Maintenant, pour ce qui est du problème de compétence, nous n’avons pas de compétence sur les personnes morales pour répondre à Mme Mukesimana. Notre mandat nous autorise à poursuivre des individus suspectés d’avoir commis cas graves infractions. Par conséquent, nous nous n’avons pas enquêtés sur l’implication de personnes morales ou d’États ou d’autres personnes qui ne relèveraient pas de notre mandat.

Enfin, s’agissant du FPR, je dois dire que nous sommes disposés à collaborer comme nous le sommes sur tout autre élément qui relèverait de notre juridiction, que ce soit en termes d’enquête ou de poursuite. Mais nous aimerions le faire dans le cadre d’un processus honnête et transparent. Je suis très surpris qu’on me dise maintenant que nous n’avons pas de cellule d’enquêtes parce qu’il n’y a pas de budget pour cela. Cela n’est pas vrai, nous avons un important budget pour la division des enquêtes. Le personnel est en place. Je me demande comment nous pourrions avoir ce personnel en place s’il n’y avait pas de budget ? Le personnel est à Arusha. Il y a des enquêteurs qui sont à Kigali mais ils ne s’occupent pas de ce dossier particulier. Mais les personnes qui s’occupent de cette question se trouvent à Arusha. Et bien entendu il y a un budget existe. Vous pouvez le vérifier, c’est un document qui a été rendu public. Vous verrez qu’il y a des fonds prévus pour financer cette cellule spéciale, ainsi que l’ensemble des enquêteurs.

Ensuite, nous n’avons pas reçu d’éléments de preuve de Human Rights Watch concernant cet incident en particulier. Je me souviens que j’ai eu des discussions avec certains de vos représentants et tout ce nous avons reçu de votre part était votre propre perception des éléments de preuve disponible, éléments que nous avons recueillis nous-mêmes. Ce n’était que votre interprétation de ces éléments. Bien entendu, nous ne sommes par liés par cette interprétation. Les Juges non plus ne sont pas liés par cette interprétation. Mais nous n’avons reçu aucun élément de preuve de votre part.

Dans votre lettre du 29 mai, je crois, vous n’avez même pas fourni des détails sur ce qui vous amenait à penser que le procès ne s’était pas déroulé normalement, à part que vous le considériez comme un simulacre politique. Et j’ai écrit à Human Rights Watch pour vous demander de donner les raisons qui vous conduisaient à penser que c’était un simulacre politique. Je n’ai toujours pas reçu de réponse.
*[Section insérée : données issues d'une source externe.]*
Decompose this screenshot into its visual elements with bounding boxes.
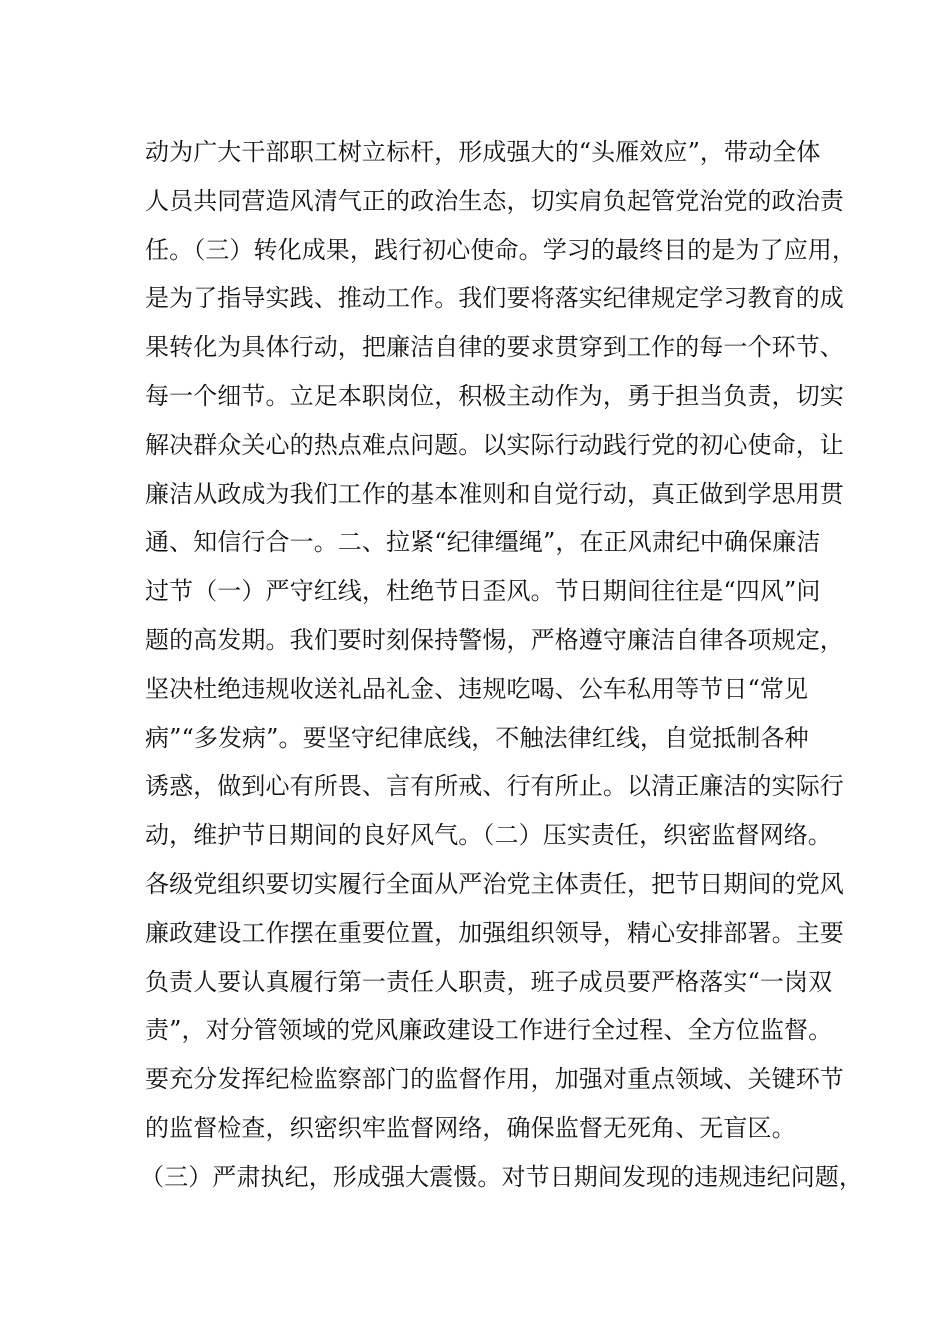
text-line: 的监督检查，织密织牢监督网络，确保监督无死角、无盲区。 [145,1114,796,1142]
text-line: 解决群众关心的热点难点问题。以实际行动践行党的初心使命，让 [145,430,844,459]
text-line: 坚决杜绝违规收送礼品礼金、违规吃喝、公车私用等节日“常见 [145,674,809,703]
text-line: （三）严肃执纪，形成强大震慑。对节日期间发现的违规违纪问题， [140,1162,863,1191]
text-line: 人员共同营造风清气正的政治生态，切实肩负起管党治党的政治责 [145,186,844,215]
text-line: 果转化为具体行动，把廉洁自律的要求贯穿到工作的每一个环节、 [145,333,844,362]
text-line: 通、知信行合一。二、拉紧“纪律缰绳”，在正风肃纪中确保廉洁 [145,528,821,557]
text-line: 是为了指导实践、推动工作。我们要将落实纪律规定学习教育的成 [145,284,844,313]
text-line: 动，维护节日期间的良好风气。（二）压实责任，织密监督网络。 [145,821,832,850]
text-line: 负责人要认真履行第一责任人职责，班子成员要严格落实“一岗双 [145,967,833,996]
text-line: 廉洁从政成为我们工作的基本准则和自觉行动，真正做到学思用贯 [145,479,844,508]
text-line: 任。（三）转化成果，践行初心使命。学习的最终目的是为了应用， [145,235,856,264]
text-line: 题的高发期。我们要时刻保持警惕，严格遵守廉洁自律各项规定， [145,626,844,654]
text-line: 要充分发挥纪检监察部门的监督作用，加强对重点领域、关键环节 [145,1065,844,1094]
text-line: 各级党组织要切实履行全面从严治党主体责任，把节日期间的党风 [145,870,844,898]
text-line: 责”，对分管领域的党风廉政建设工作进行全过程、全方位监督。 [145,1016,833,1045]
text-line: 诱惑，做到心有所畏、言有所戒、行有所止。以清正廉洁的实际行 [145,772,844,801]
text-line: 过节（一）严守红线，杜绝节日歪风。节日期间往往是“四风”问 [145,577,821,606]
text-line: 动为广大干部职工树立标杆，形成强大的“头雁效应”，带动全体 [145,138,821,166]
text-line: 每一个细节。立足本职岗位，积极主动作为，勇于担当负责，切实 [145,382,844,410]
text-line: 病”“多发病”。要坚守纪律底线，不触法律红线，自觉抵制各种 [145,723,809,752]
text-line: 廉政建设工作摆在重要位置，加强组织领导，精心安排部署。主要 [145,918,844,947]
Je suis donc surpris des développements que vous faites au cours de cette conférence alors que vous ne nous avez fourni aucun élément de preuve sur ces questions. Vous nous avez seulement donné votre perception des faits, votre interprétation des faits. Elle diffère en effet de celles du Bureau du Procureur, mais nous ne sommes pas liés par votre interprétation.

C’est important. Si nous collaborons avec des organismes et des personnes, nous devrons le faire sur la base de l’honnêteté. Il est très difficile pour nous travailler avec des collaborateurs qui ne sont pas honnêtes ou que cherchent à promouvoir des agendas qui ne sont pas les nôtres et qui consistent à faire en sorte que la justice soit rendue. Je vous remercie.

Andrew CLAPHAM

Merci. J’ai la permission je pense des rapporteurs et du Pr. Chetail pour clore la séance maintenant et décaler les synthèses universitaires à la session de cet après-midi. Cela permettra de lancer les débats académiques cet après-midi et laisser la place à un débat structuré. Je clore donc la session et je vais tout simplement vous demander de vous joindre à moi pour remercier les Procureurs pour leur contribution très franche.